In September 2013, the Ukraine agreed to a plan to lease 5% of the country’s land to Chinese state-owned companies for agricultural production. Will this threaten food security in China given Ukraine’s political turmoil? The answer is no, but.
China imports less than 3% of strategic cereals like wheat. However, it faces significant challenges to sustain its goal of food self-sufficiency. Large imports of livestock feed, on the other hand, are likely to continue to grow as these commodities are taken off the list of strategic commodities; so China’s foreign land investments create other economic impacts on Chinese importers and the domestic market.
The Earth Security Index 2014 identifies the converging factors that may cripple China’s ability to produce all the food it needs to maintain food security: more than half of the groundwater in China is categorised as polluted. This results from a combination of untreated industrial wastewater, the organic pollutants of livestock and the overuse of agricultural inputs. China’s Ministry of Land and Resources estimates that pollution from heavy metals destroys 10 million metric tonnes of grain and contaminates another 12 million metric tonnes annually.
Chinese officials recognise that water scarcity and pollution, rapidly transforming diets and the migration of farmers to cities, may combine to jeopardise China’s grain self-sufficiency goals. Chinese agricultural investments abroad and trade partnerships like the one with Ukraine are expected to grow.
Places like Ukraine may have fertile land, but badly need the modernisation of its agricultural sector. They stand to win from commercial agriculture contracts with China, provided that agricultural intensification is done sustainably.
As countries rely more on each other for supplies of food, water and energy, China’s understanding that ecological stability is pivotal to its long-term security needs to translate to its investment and trading agreements, so that sustaining its resource base allows China to manage potential import disruptions.

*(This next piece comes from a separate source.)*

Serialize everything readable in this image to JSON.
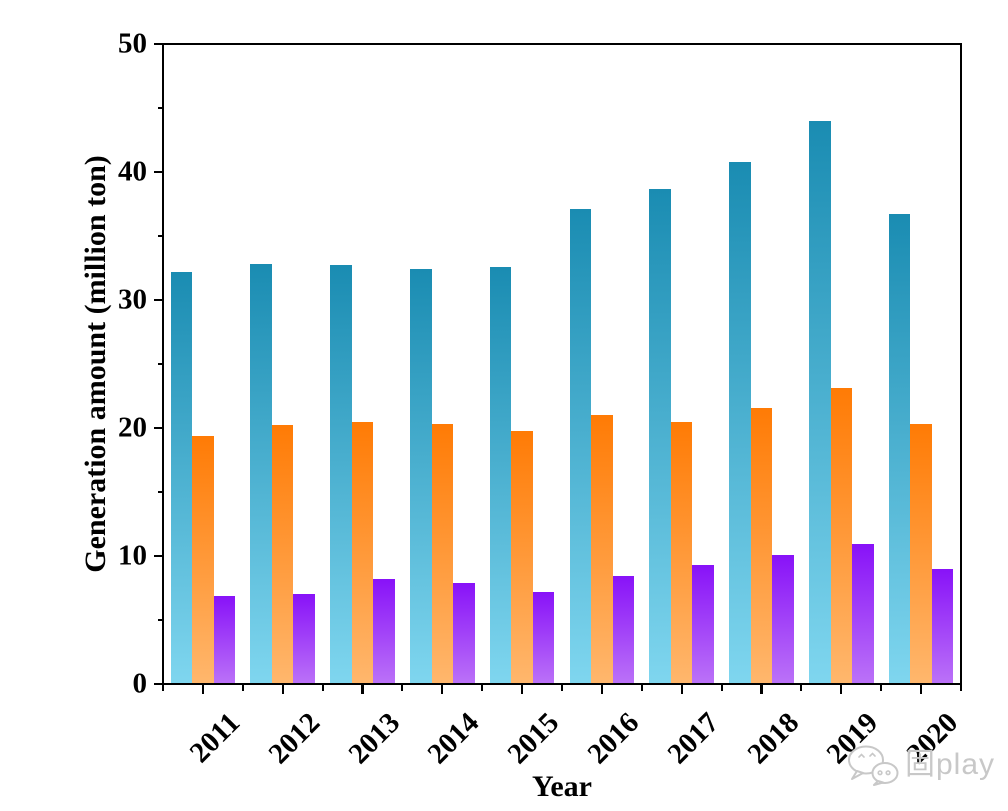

The shape of Ukraine’s territorial integrity after the crisis will define much of the legal and political prospects of sustaining land deals made in 2013. But even if parts of the Ukraine were to be annexed by Russia, this would not change the reality that land and local populations need viable agricultural investments in order to thrive, and China has a role to play there too.

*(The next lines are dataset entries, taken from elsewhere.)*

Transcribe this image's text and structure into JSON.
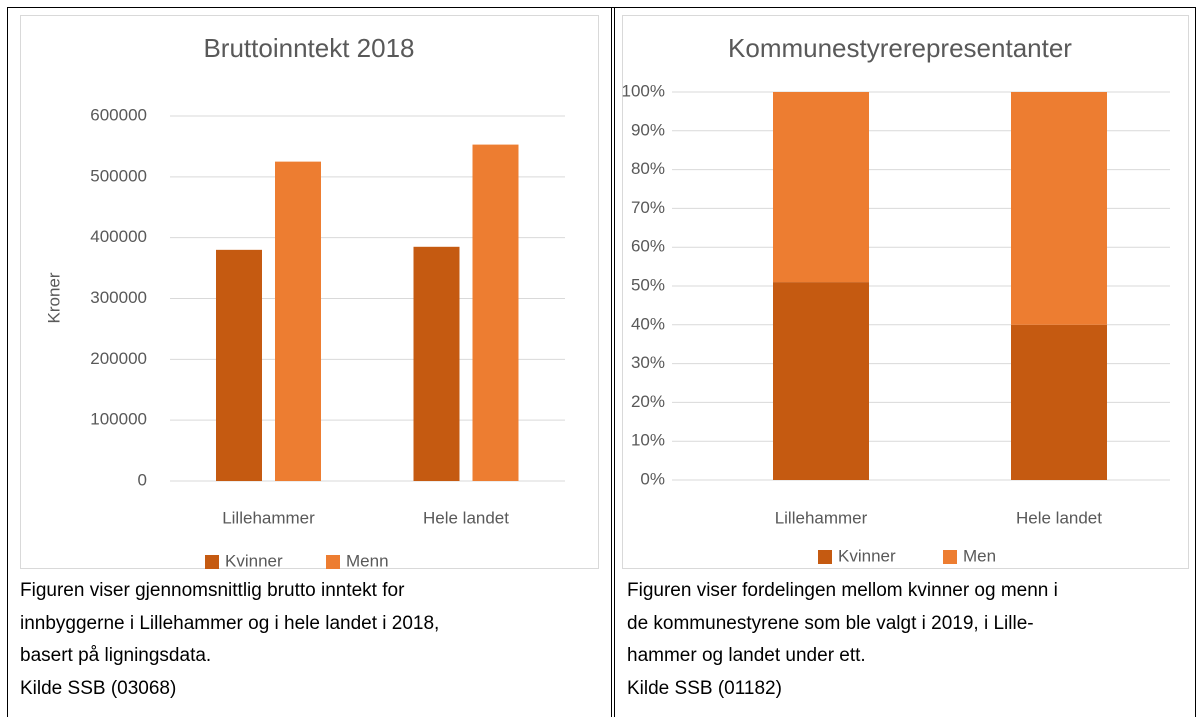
{
  "chart_data": [
    {
      "type": "bar",
      "title": "Bruttoinntekt 2018",
      "y_label": "Kroner",
      "categories": [
        "Lillehammer",
        "Hele landet"
      ],
      "series": [
        {
          "name": "Kvinner",
          "color": "#c55a11",
          "values": [
            380000,
            385000
          ]
        },
        {
          "name": "Menn",
          "color": "#ed7d31",
          "values": [
            525000,
            553000
          ]
        }
      ],
      "ylim": [
        0,
        600000
      ],
      "yticks": [
        0,
        100000,
        200000,
        300000,
        400000,
        500000,
        600000
      ],
      "grid": true,
      "legend": "bottom"
    },
    {
      "type": "stacked_bar",
      "title": "Kommunestyrerepresentanter",
      "categories": [
        "Lillehammer",
        "Hele landet"
      ],
      "series": [
        {
          "name": "Kvinner",
          "color": "#c55a11",
          "values": [
            51,
            40
          ]
        },
        {
          "name": "Men",
          "color": "#ed7d31",
          "values": [
            49,
            60
          ]
        }
      ],
      "ylim": [
        0,
        100
      ],
      "yticks": [
        {
          "value": 0,
          "label": "0%"
        },
        {
          "value": 10,
          "label": "10%"
        },
        {
          "value": 20,
          "label": "20%"
        },
        {
          "value": 30,
          "label": "30%"
        },
        {
          "value": 40,
          "label": "40%"
        },
        {
          "value": 50,
          "label": "50%"
        },
        {
          "value": 60,
          "label": "60%"
        },
        {
          "value": 70,
          "label": "70%"
        },
        {
          "value": 80,
          "label": "80%"
        },
        {
          "value": 90,
          "label": "90%"
        },
        {
          "value": 100,
          "label": "100%"
        }
      ],
      "grid": true,
      "legend": "bottom"
    }
  ],
  "captions": [
    {
      "lines": [
        "Figuren viser gjennomsnittlig brutto inntekt for",
        "innbyggerne i Lillehammer og i hele landet i 2018,",
        "basert på ligningsdata."
      ],
      "source": "Kilde SSB (03068)"
    },
    {
      "lines": [
        "Figuren viser fordelingen mellom kvinner og menn i",
        "de kommunestyrene som ble valgt i 2019, i Lille-",
        "hammer og landet under ett."
      ],
      "source": "Kilde SSB (01182)"
    }
  ]
}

It is uncertain how much of the Ukraine-China land lease deal has materialised. Official sources say it had only reached the stage of a letter of intent. In the meantime, China is said to be seeking compensation for a US$3 billion loan to Ukraine for the breach of a loans-for-grain contract signed in 2012; this is according to Russian media, assuming Russian media news can be impartial in the face of current events. Under the deal, it is reported that the Export-Import Bank of China provided the loan to Kiev in exchange for supplies of grain. So far, Chinese importers are said to have only received US$153 million worth of Ukrainian grain.
Other countries have been running operational investments in Ukraine for several years. Of the 11 deals included in the Land Matrix, a database that is documenting land investments, a Luxembourg-based fund investment in 400,000 hectares and Cyprus-based funds for deals totalling 440,000 hectares are operational.
China’s global pragmatism is likely to play a positive influence in the current political events. While China faces serious ecological constraints to the prospects of its own food self-sufficiency, it must also realise that the same ecological principles apply to its suppliers. Ensuring that its trade and investment relationships with other countries, like Ukraine, can be drivers of sustainable development, must be seen by China as a strategic investment in the long-term stability of its supplies. This may, in turn, become a virtuous aspect of international relations in an era of greater resource insecurity.